Subject: Manifestation of Assent and the OSL
From: "Lawrence E. Rosen" <lrosen@rosenlaw.com>
Date: Wed, 30 Oct 2002 10:45:31 -0800

My Linux Journal article on "Manifestation of Assent" is intentionally
license-neutral.  But for those of you who want to continue the legal
discussion just among us present at license-discuss, here's what the
Open Software License (OSL) currently says about the issue:

   9) Acceptance and Termination. Nothing else but this License
   (or another written agreement between Licensor and You) 
   grants You permission to create Derivative Works based 
   upon the Original Work or to exercise any of the rights 
   granted in Sections 1 herein, and any attempt to do so 
   except under the terms of this License (or another written
   agreement between Licensor and You) is expressly prohibited
   by U.S. copyright law, the equivalent laws of other countries,
   and by international treaty. Therefore, by exercising any of
   the rights granted to You in Sections 1 herein, You indicate
   Your acceptance of this License and all of its terms and
   conditions. This License shall terminate immediately and you
   may no longer exercise any of the rights granted to You by
   this License upon Your failure to honor the proviso in
   Section 1(c) herein. 

I copied the idea for this provision from the GPL.
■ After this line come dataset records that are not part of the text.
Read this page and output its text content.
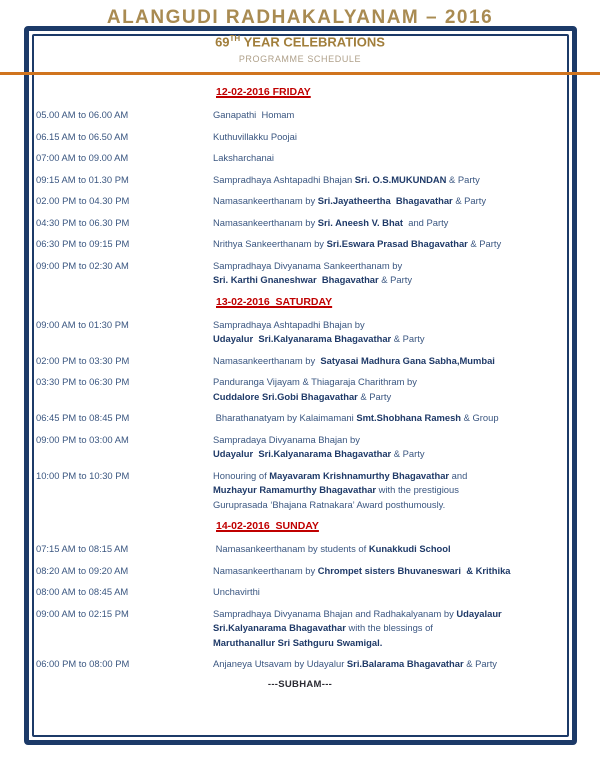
ALANGUDI RADHAKALYANAM – 2016
69TH YEAR CELEBRATIONS
PROGRAMME SCHEDULE
12-02-2016 FRIDAY
05.00 AM to 06.00 AM	Ganapathi  Homam
06.15 AM to 06.50 AM	Kuthuvillakku Poojai
07:00 AM to 09.00 AM	Laksharchanai
09:15 AM to 01.30 PM	Sampradhaya Ashtapadhi Bhajan Sri. O.S.MUKUNDAN & Party
02.00 PM to 04.30 PM	Namasankeerthanam by Sri.Jayatheertha  Bhagavathar & Party
04:30 PM to 06.30 PM	Namasankeerthanam by Sri. Aneesh V. Bhat  and Party
06:30 PM to 09:15 PM	Nrithya Sankeerthanam by Sri.Eswara Prasad Bhagavathar & Party
09:00 PM to 02:30 AM	Sampradhaya Divyanama Sankeerthanam by
Sri. Karthi Gnaneshwar  Bhagavathar & Party
13-02-2016  SATURDAY
09:00 AM to 01:30 PM	Sampradhaya Ashtapadhi Bhajan by
Udayalur  Sri.Kalyanarama Bhagavathar & Party
02:00 PM to 03:30 PM	Namasankeerthanam by  Satyasai Madhura Gana Sabha,Mumbai
03:30 PM to 06:30 PM	Panduranga Vijayam & Thiagaraja Charithram by
Cuddalore Sri.Gobi Bhagavathar & Party
06:45 PM to 08:45 PM	Bharathanatyam by Kalaimamani Smt.Shobhana Ramesh & Group
09:00 PM to 03:00 AM	Sampradaya Divyanama Bhajan by
Udayalur  Sri.Kalyanarama Bhagavathar & Party
10:00 PM to 10:30 PM	Honouring of Mayavaram Krishnamurthy Bhagavathar and
Muzhayur Ramamurthy Bhagavathar with the prestigious
Guruprasada ‘Bhajana Ratnakara’ Award posthumously.
14-02-2016  SUNDAY
07:15 AM to 08:15 AM	Namasankeerthanam by students of Kunakkudi School
08:20 AM to 09:20 AM	Namasankeerthanam by Chrompet sisters Bhuvaneswari  & Krithika
08:00 AM to 08:45 AM	Unchavirthi
09:00 AM to 02:15 PM	Sampradhaya Divyanama Bhajan and Radhakalyanam by Udayalaur
Sri.Kalyanarama Bhagavathar with the blessings of
Maruthanallur Sri Sathguru Swamigal.
06:00 PM to 08:00 PM	Anjaneya Utsavam by Udayalur Sri.Balarama Bhagavathar & Party
---SUBHAM---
To the extent that a putative licensee in breach of contract argues that
he didn't accept the license and so is not bound by it, the OSL reminds
him that copyright law prevails in such situations.  Such a bad actor
can't have his cake and eat it too.  One way or another he'll answer to
the laws of contract or the laws of copyright.

But because the OSL is unabashedly a contract, and where contract
formation can be proven -- as where click-wrap and other technical means
are used to manifest assent expressly and volitionally -- contract law
gives the Licensor better ways to enforce the License agsinst his
licensees.  A click-wrap or other contract formation procedure is not
expressly required by the OSL, but a Licensor who uses some technical
procedure to obtain clear manifestation of assent from his licensees
gets to sue them for breach of contract.

This provision in the OSL also announces that dual licensing is always
an option of the Licensor.

It is very difficult under the OSL for a licensee to argue lack of
notice about the License.  The OSL requires the Licensor to put the
following notice immediately after the copyright notice that appears on
the Original Work:

   Licensed under the Open Software License version 1.1

The latest DRAFT of the OSL is at www.rosenlaw.com/osl1.1.html.